April Mayes

April Mayes

History; Pomona College, United States

Statement

Dear LASA Membership,

It would be a great honor to serve you as a member of the Executive Council. By professional training, I am a historian. By vocation, I am an educator. My practice as a scholar is grounded in collaboration, connection, and relationships. These values guide everything that I do, shaping my work as a professional academic, a mentor, a volunteer, and an advocate. I will bring these values to my work on the Executive Council.

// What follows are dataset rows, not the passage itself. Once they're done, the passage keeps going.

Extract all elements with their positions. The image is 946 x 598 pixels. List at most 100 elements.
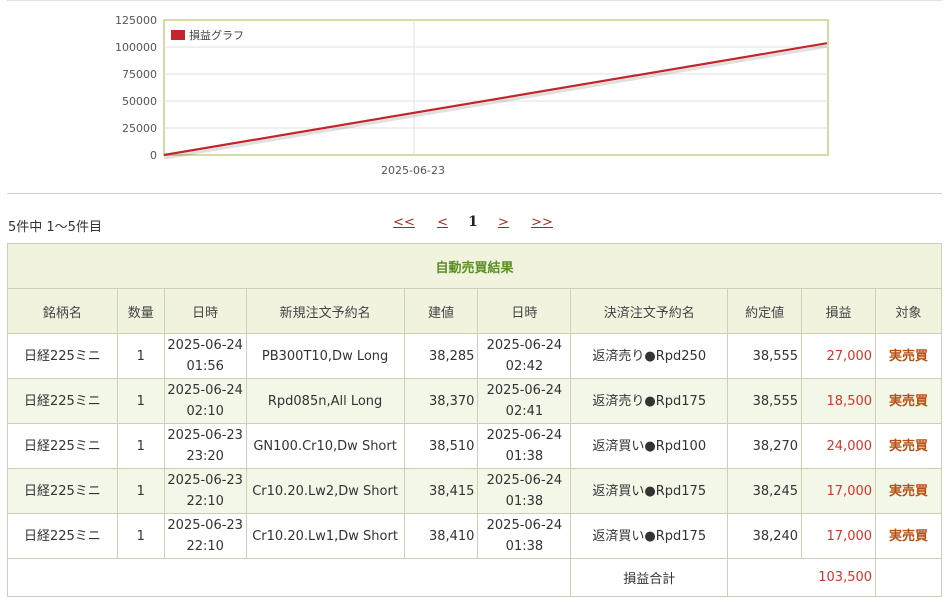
next-page-link[interactable]: >: [498, 215, 509, 230]
open-date: 2025-06-24: [167, 338, 243, 353]
cell-profit-loss: 17,000: [801, 468, 877, 514]
close-time: 01:38: [505, 449, 544, 464]
total-value: 103,500: [727, 558, 877, 597]
prev-page-link[interactable]: <: [437, 215, 448, 230]
total-spacer-end: [875, 558, 942, 597]
cell-exit-price: 38,240: [727, 513, 803, 559]
col-entry-price: 建値: [403, 288, 479, 334]
open-time: 22:10: [186, 494, 224, 509]
cell-entry-price: 38,410: [403, 513, 479, 559]
cell-exit-price: 38,270: [727, 423, 803, 469]
cell-close-datetime: 2025-06-24 01:38: [477, 513, 572, 559]
cell-profit-loss: 17,000: [801, 513, 877, 559]
table-header-row: 銘柄名 数量 日時 新規注文予約名 建値 日時 決済注文予約名 約定値 損益 対…: [7, 288, 942, 334]
cell-qty: 1: [116, 333, 165, 379]
total-row: 損益合計 103,500: [6, 558, 942, 597]
y-tick-label: 100000: [115, 41, 157, 54]
cell-exit-price: 38,555: [727, 378, 803, 424]
cell-symbol: 日経225ミニ: [7, 378, 118, 424]
cell-open-datetime: 2025-06-23 23:20: [163, 423, 247, 469]
cell-exit-price: 38,245: [727, 468, 803, 514]
open-date: 2025-06-24: [167, 383, 243, 398]
cell-close-order: 返済買い●Rpd175: [570, 468, 729, 514]
col-target: 対象: [875, 288, 942, 334]
open-time: 22:10: [186, 539, 224, 554]
cell-close-order: 返済売り●Rpd175: [570, 378, 729, 424]
y-tick-label: 75000: [122, 68, 157, 81]
cell-entry-price: 38,285: [403, 333, 479, 379]
col-close-datetime: 日時: [477, 288, 572, 334]
total-spacer: [6, 558, 572, 597]
pl-chart-svg: 125000 100000 75000 50000 25000 0 2025-06-23 損益…: [115, 14, 829, 177]
cell-qty: 1: [116, 513, 165, 559]
cell-qty: 1: [116, 378, 165, 424]
cell-close-order: 返済買い●Rpd175: [570, 513, 729, 559]
cell-profit-loss: 18,500: [801, 378, 877, 424]
col-qty: 数量: [116, 288, 165, 334]
last-page-link[interactable]: >>: [531, 215, 553, 230]
results-table: 自動売買結果 銘柄名 数量 日時 新規注文予約名 建値 日時 決済注文予約名 約…: [6, 243, 942, 597]
first-page-link[interactable]: <<: [393, 215, 415, 230]
open-time: 01:56: [186, 359, 224, 374]
close-time: 02:41: [505, 404, 544, 419]
open-time: 02:10: [186, 404, 224, 419]
x-tick-label: 2025-06-23: [381, 164, 445, 177]
cell-qty: 1: [116, 468, 165, 514]
cell-close-order: 返済買い●Rpd100: [570, 423, 729, 469]
y-tick-label: 50000: [122, 95, 157, 108]
cell-target: 実売買: [875, 378, 942, 424]
close-time: 02:42: [505, 359, 544, 374]
cell-close-datetime: 2025-06-24 01:38: [477, 468, 572, 514]
pl-chart: 125000 100000 75000 50000 25000 0 2025-06-23 損益…: [0, 0, 946, 190]
cell-close-datetime: 2025-06-24 02:42: [477, 333, 572, 379]
table-title: 自動売買結果: [7, 243, 942, 289]
cell-profit-loss: 27,000: [801, 333, 877, 379]
table-row: 日経225ミニ 1 2025-06-23 23:20 GN100.Cr10,Dw …: [7, 423, 942, 469]
cell-open-order: Cr10.20.Lw1,Dw Short: [245, 513, 405, 559]
cell-qty: 1: [116, 423, 165, 469]
cell-target: 実売買: [875, 423, 942, 469]
cell-symbol: 日経225ミニ: [7, 333, 118, 379]
table-row: 日経225ミニ 1 2025-06-24 02:10 Rpd085n,All Lo…: [7, 378, 942, 424]
col-open-order: 新規注文予約名: [245, 288, 405, 334]
cell-open-order: Rpd085n,All Long: [245, 378, 405, 424]
table-row: 日経225ミニ 1 2025-06-23 22:10 Cr10.20.Lw2,Dw…: [7, 468, 942, 514]
cell-close-datetime: 2025-06-24 01:38: [477, 423, 572, 469]
cell-symbol: 日経225ミニ: [7, 468, 118, 514]
col-open-datetime: 日時: [163, 288, 247, 334]
cell-symbol: 日経225ミニ: [7, 423, 118, 469]
table-row: 日経225ミニ 1 2025-06-24 01:56 PB300T10,Dw Lo…: [7, 333, 942, 379]
open-date: 2025-06-23: [167, 473, 243, 488]
open-time: 23:20: [186, 449, 224, 464]
close-date: 2025-06-24: [486, 518, 563, 533]
open-date: 2025-06-23: [167, 518, 243, 533]
cell-target: 実売買: [875, 468, 942, 514]
total-label: 損益合計: [570, 558, 729, 597]
pagination: << < 1 > >>: [0, 214, 946, 230]
col-close-order: 決済注文予約名: [570, 288, 729, 334]
cell-open-order: PB300T10,Dw Long: [245, 333, 405, 379]
chart-divider: [7, 193, 942, 194]
legend-swatch: [171, 30, 185, 40]
cell-close-datetime: 2025-06-24 02:41: [477, 378, 572, 424]
cell-target: 実売買: [875, 513, 942, 559]
cell-symbol: 日経225ミニ: [7, 513, 118, 559]
cell-open-order: Cr10.20.Lw2,Dw Short: [245, 468, 405, 514]
close-date: 2025-06-24: [486, 473, 563, 488]
col-profit-loss: 損益: [801, 288, 877, 334]
cell-open-datetime: 2025-06-23 22:10: [163, 513, 247, 559]
y-tick-label: 125000: [115, 14, 157, 27]
cell-exit-price: 38,555: [727, 333, 803, 379]
plot-frame: [163, 19, 829, 156]
cell-open-datetime: 2025-06-23 22:10: [163, 468, 247, 514]
open-date: 2025-06-23: [167, 428, 243, 443]
close-date: 2025-06-24: [486, 383, 563, 398]
close-time: 01:38: [505, 494, 544, 509]
close-time: 01:38: [505, 539, 544, 554]
col-symbol: 銘柄名: [7, 288, 118, 334]
cell-entry-price: 38,370: [403, 378, 479, 424]
col-exit-price: 約定値: [727, 288, 803, 334]
cell-open-datetime: 2025-06-24 01:56: [163, 333, 247, 379]
y-tick-label: 0: [150, 149, 157, 162]
legend-label: 損益グラフ: [189, 28, 244, 42]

What happens to professional, scholarly organizations such as LASA in the wake of COVID-19? We are not post-pandemic—that future is years away, if it will ever come. For now, concerns about COVID-19 will continue to drive key decisions that will impact how we plan future congresses and the degree to which we can meet in person and continue building intellectual and creative communities. There are so many reasons to mourn what we have lost—the demonstrations of affection in conference center hallways as friends greet each other; the poolside, bar-side, café-side informal conversations; the nervous meetings with editors in the book exhibition. The weight of the task that confronted LASA President Mara Viveros-Vigoya and the Executive Council this past spring left little time to grieve all that makes in-person, face-to-face LASA Congresses so special. Rather, the shift to a virtual Congress required creativity, deliberate planning, and strategic collaborations. For the near future, LASA will need an Executive Council comprised of people able to communicate with the membership and work with sections and their members to take the necessary precautions to keep Congresses as safe as possible.

As a member of the Executive Council, I will continue working on three goals outlined by past Executive Councils as LASA priorities: increasing support for sections; continuing to center saberes from Indigenous and African-descended intellectuals, activists, and community members; and, providing mentoring and unique opportunities for graduate students and emerging scholars.

One of my goals will be to work closely with section chairs to support the growth and development of sections during these difficult times. This new era also brings unique problems for sections, especially smaller ones. As a former co-chair of a small section, I am well aware of how the slightest hitch can nearly erase the hard work of building up membership and in keeping section members engaged. If elected to the Executive Council, my plan is to help LASA sections flourish despite the crisis in which we find ourselves. We can do this if we ask, what opportunities have opened up with the turn to the virtual and how might sections benefit from some of the advantages of an online Congress, among them, the possibility of reaching wider audiences? Supporting section growth and development can also come as a result of placing otros saberes at the forefront of our conversations, activities, and creative expressions at LASA. I am committed to working closely with sections to bring a critical mass of Indigenous and African-descended scholars, artists, and creatives to future LASA Congresses.

I will also bring to the Executive Council my years of experience working to make LASA a safe, intellectual and creative space for emerging scholars. As Co-Chairs of the Haiti-Dominican Republic section of LASA, Dr. Kiran Jayaram and I focused on mentoring graduate students and highlighting the work of emerging scholars. Working with emerging scholars can only strengthen LASA as an organization. Moreover, since many emerging scholars come to Latin American Studies trained in other disciplines, their greater involvement in LASA occasions an opportunity for them to add Latin American Studies methodologies and epistemologies to their discipline-specific experience. LASA has been such an important intellectual space for me. I hope to make it that space for the next generation.